Смотрю на «ягуар» на фоне зеленой листвы за окном, а у самой дрожат коленки. Не из-за раны… Из-за поцелуя. Его нежности и напора, ощущения пальцев на талии и его мягких губ.
Один поцелуй — он меня и спугнул, и смутил, и разволновал.
Вспоминаю про мужа. Вадим таких чувств никогда не вызывал. Даже в ранней молодости, когда мы только встретились и были счастливы.
Совершенно другой человек. И другой поцелуй.
— Карина!
Оборачиваюсь. Он уже бинтует бок, пытаясь соорудить давящую повязку потуже. Все, как в прошлый раз — решил вопрос сам, а меня зовет бинтовать. Подхожу к нему. Без страха, как в первый раз. Но смущенно отвожу глаза, когда он пытается поймать мой взгляд.

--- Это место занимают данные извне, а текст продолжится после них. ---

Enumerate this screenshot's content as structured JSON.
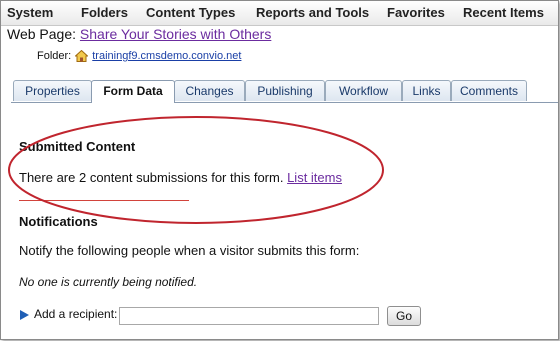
{
  "menu": [
    "System",
    "Folders",
    "Content Types",
    "Reports and Tools",
    "Favorites",
    "Recent Items"
  ],
  "page": {
    "label": "Web Page:",
    "title": "Share Your Stories with Others",
    "folder_label": "Folder:",
    "folder_link": "trainingf9.cmsdemo.convio.net"
  },
  "tabs": [
    {
      "label": "Properties",
      "active": false
    },
    {
      "label": "Form Data",
      "active": true
    },
    {
      "label": "Changes",
      "active": false
    },
    {
      "label": "Publishing",
      "active": false
    },
    {
      "label": "Workflow",
      "active": false
    },
    {
      "label": "Links",
      "active": false
    },
    {
      "label": "Comments",
      "active": false
    }
  ],
  "submitted": {
    "heading": "Submitted Content",
    "text": "There are 2 content submissions for this form.",
    "link": "List items"
  },
  "notifications": {
    "heading": "Notifications",
    "text": "Notify the following people when a visitor submits this form:",
    "empty_note": "No one is currently being notified.",
    "add_label": "Add a recipient:",
    "input_value": "",
    "go_label": "Go"
  },
  "colors": {
    "annotation_red": "#c0252e",
    "link_purple": "#6b2c9f",
    "arrow_blue": "#1f5fb5"
  }
}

Наклоняюсь и помогаю с бинтом, стараясь избегать прикосновения к телу, чтобы снова не испытать неловкость. Справляюсь быстрее, чем в прошлый раз.
— Как ты думаешь, что теперь будет? — спрашиваю я, пытаясь увести собственные мысли подальше от поцелуя.
Он молчит, пока я не поднимаю глаза.
Мы встречаемся взглядами, и я краснею. Отчетливо вижу в его глазах, о чем он сейчас думает и это не наши враги. У него такое красноречивое лицо и все мужские мысли на нем написаны. Он такой красивый и загадочный, глаза просто увлекают в бездну за собой… Яров улыбается кончиками губ, и так же молча убирает с лица волосы.
— Что ты делаешь? — пытаюсь отсесть, он не дает.
Рассматривает мое лицо с нескольких сантиметров, дышит на щеку. Мне приятно его внимание. Но Вадим…
— Яр, не надо… — шепотом прошу я умерить свой назойливый интерес к моим губам.
— Почему? — шепчет он. — Тебе же нравится.